Und jetzt? Jetzt winden sich irgendwie alle herum. Ääääähmmm … jetzt ist es doch alles ruchbar geworden. Die Leitung der Zeitungsgruppe Ippen schreibt eilig Rechtfertigungen zusammen:
„Der Ippen-Medienkonzern betont, es sei keine leichte oder schnelle Entscheidung gewesen und es habe eine intensive Diskussion beider Seiten im Haus gegeben. Am Ende sei es aber klar das Recht eines Verlegers, Richtlinien für seine Medien vorzugeben. Zudem hieß es: ‚Wir stehen als Mediengruppe Ippen ganz klar dazu, dass Redaktionen frei und unabhängig arbeiten können und arbeiten müssen. Gleichzeitig hat ein Verleger immer das Recht, Leitlinien festzulegen, und es ist auch normal, bei großen Recherchen die Rechtsrisiken gemeinsam abzuwägen.‘ Die Arbeit mit den Investigativjournalisten wolle man “natürlich weiter fortsetzen”.“
Es drängt sich schon der Eindruck auf, dass die Investigativ-Gruppe einfach nur die Munition für den Abschuss liefern sollte, man das aber nicht allzu sehr an die große Glocke hängen wollte, da auch irgendwie recht durchsichtig. Und die Investigativ-Gruppe hat’s nicht geschnallt. Nun hat der Spiegel einiges aus der Recherche gegen Herrn Julian Reichelt veröffentlicht. Dreimal darf man raten, woher der Spiegel – außer aus der New York Times – diese Unterlagen erhalten hat.

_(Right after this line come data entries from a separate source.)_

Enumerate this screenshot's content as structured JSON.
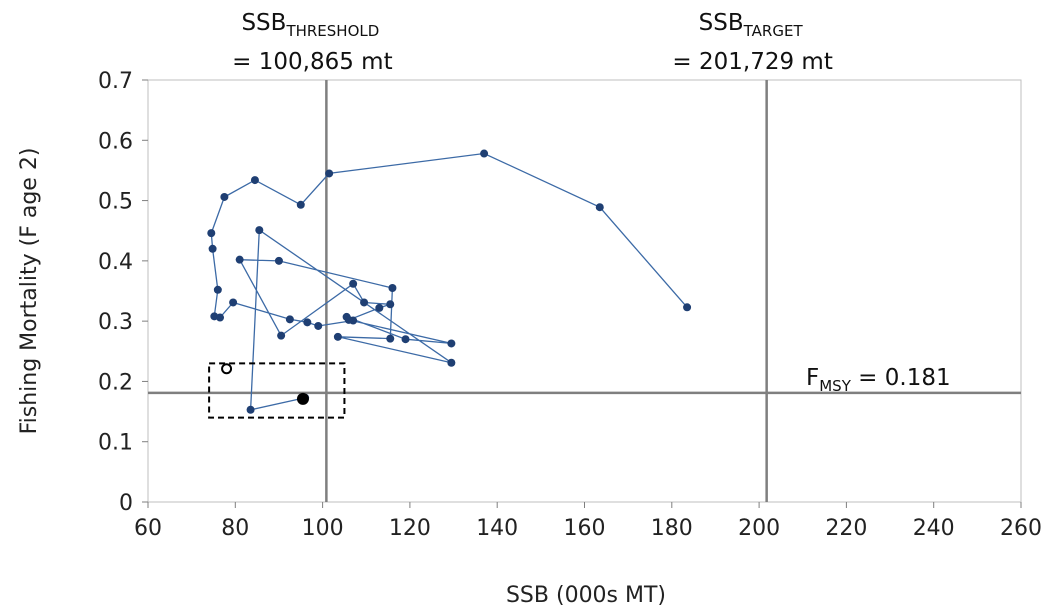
{
  "chart_data": {
    "type": "scatter",
    "xlabel": "SSB (000s MT)",
    "ylabel": "Fishing Mortality (F age 2)",
    "xlim": [
      60,
      260
    ],
    "ylim": [
      0,
      0.7
    ],
    "x_ticks": [
      "60",
      "80",
      "100",
      "120",
      "140",
      "160",
      "180",
      "200",
      "220",
      "240",
      "260"
    ],
    "y_ticks": [
      "0",
      "0.1",
      "0.2",
      "0.3",
      "0.4",
      "0.5",
      "0.6",
      "0.7"
    ],
    "grid": false,
    "series": [
      {
        "color": "#3c6aa6",
        "marker_color": "#1f3f73",
        "line": true,
        "points": [
          [
            183.5,
            0.323
          ],
          [
            163.5,
            0.489
          ],
          [
            137,
            0.578
          ],
          [
            101.5,
            0.545
          ],
          [
            95,
            0.493
          ],
          [
            84.5,
            0.534
          ],
          [
            77.5,
            0.506
          ],
          [
            74.5,
            0.446
          ],
          [
            74.8,
            0.42
          ],
          [
            76,
            0.352
          ],
          [
            75.2,
            0.308
          ],
          [
            76.5,
            0.306
          ],
          [
            79.5,
            0.331
          ],
          [
            92.5,
            0.303
          ],
          [
            96.5,
            0.298
          ],
          [
            99,
            0.292
          ],
          [
            107,
            0.301
          ],
          [
            105.5,
            0.307
          ],
          [
            119,
            0.27
          ],
          [
            129.5,
            0.263
          ],
          [
            106,
            0.302
          ],
          [
            113,
            0.322
          ],
          [
            115.5,
            0.328
          ],
          [
            109.5,
            0.331
          ],
          [
            107,
            0.362
          ],
          [
            90.5,
            0.276
          ],
          [
            81,
            0.402
          ],
          [
            90,
            0.4
          ],
          [
            116,
            0.355
          ],
          [
            115.5,
            0.271
          ],
          [
            103.5,
            0.274
          ],
          [
            129.5,
            0.231
          ],
          [
            85.5,
            0.451
          ],
          [
            83.5,
            0.153
          ],
          [
            96,
            0.173
          ]
        ]
      }
    ],
    "highlight_points": [
      {
        "x": 95.5,
        "y": 0.171,
        "style": "filled",
        "color": "#000000"
      },
      {
        "x": 78,
        "y": 0.221,
        "style": "open",
        "color": "#000000"
      }
    ],
    "highlight_box": {
      "x": [
        74,
        105
      ],
      "y": [
        0.14,
        0.23
      ]
    },
    "reference_lines": [
      {
        "orientation": "vertical",
        "value": 100.865,
        "label_main": "SSB",
        "label_sub": "THRESHOLD",
        "label_value": "= 100,865 mt",
        "color": "#7f7f7f"
      },
      {
        "orientation": "vertical",
        "value": 201.729,
        "label_main": "SSB",
        "label_sub": "TARGET",
        "label_value": "= 201,729 mt",
        "color": "#7f7f7f"
      },
      {
        "orientation": "horizontal",
        "value": 0.181,
        "label_main": "F",
        "label_sub": "MSY",
        "label_value": " = 0.181",
        "color": "#7f7f7f"
      }
    ]
  }
}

Und nun hat man schon den nächsten im Visier. Herr Mathias Döpfner, bisher ein unangefochtener Sechzehnender an der Springer-Spitze, ein Platzhirsch der Medienbranche. Die Seite DWDL.de (Was das Kürzel heißt, ist nicht bekannt, es ist ein TV-Branchendienst, der Herrn Thomas Lückerath gehört, und der möchte den Sinn des Kürzels nicht nennen) nimmt Herrn Döpfner aufs Korn: „Der Rauswurf Reichelts darf nicht ablenken von dem, was für die ‚New York Times‘ der eigentliche Grund für ihre Berichterstattung gewesen sein dürfte: Das zwielichtige Bild, das Mathias Döpfner an der Springer-Spitze abgibt.“
Warum? Weil er Julian Reichelt gewähren ließ, schreibt Herr Lückerath. Dabei geht es, wie er klar zum Ausdruck bringt, gar nicht um die Affairchen mit den Praktikantinnen. Die Hühner da interessieren gar nicht und die Aufdeckungen haben also offenbar ganz andere Hintergründe. Sondern es geht um den politischen Rückhalt, den Herr Julian Reichelt offensichtlich von Herrn Mathias Döpfner erhielt – und darum wird auch Herr Döpfner bald abgeschossen:
„Demnach schrieb der Vorstandsvorsitzende von Axel Springer über seinen “Bild”-Chefredakteur wörtlich (wie Smith am Montag auf deutsch noch nachgereicht hat): ‚Er ist halt wirklich der letzte und einzige Journalist in Deutschland der noch mutig gegen den neuen DDR Obrigkeitsstaat aufbegehrt. Fast alle anderen sind zu Propaganda Assistenten geworden.‘ Julian Reichelt, der letzte Kämpfer gegen einen neuen autoritären DDR-Staat? Wissend darum, wie oft diese Tonalität sich dann in den folgenden Monaten in der Berichterstattung von ‚Bild‘ niederschlug, war das kein zufälliger Gag, sondern Kurs des Hauses.“
Na, also. Nennen wir doch das Kind beim Namen. Es geht bei der ganzen Sache um eine politische Säuberungsaktion, wie das nun mal in einem DDR-Obrigkeitsstaat ist.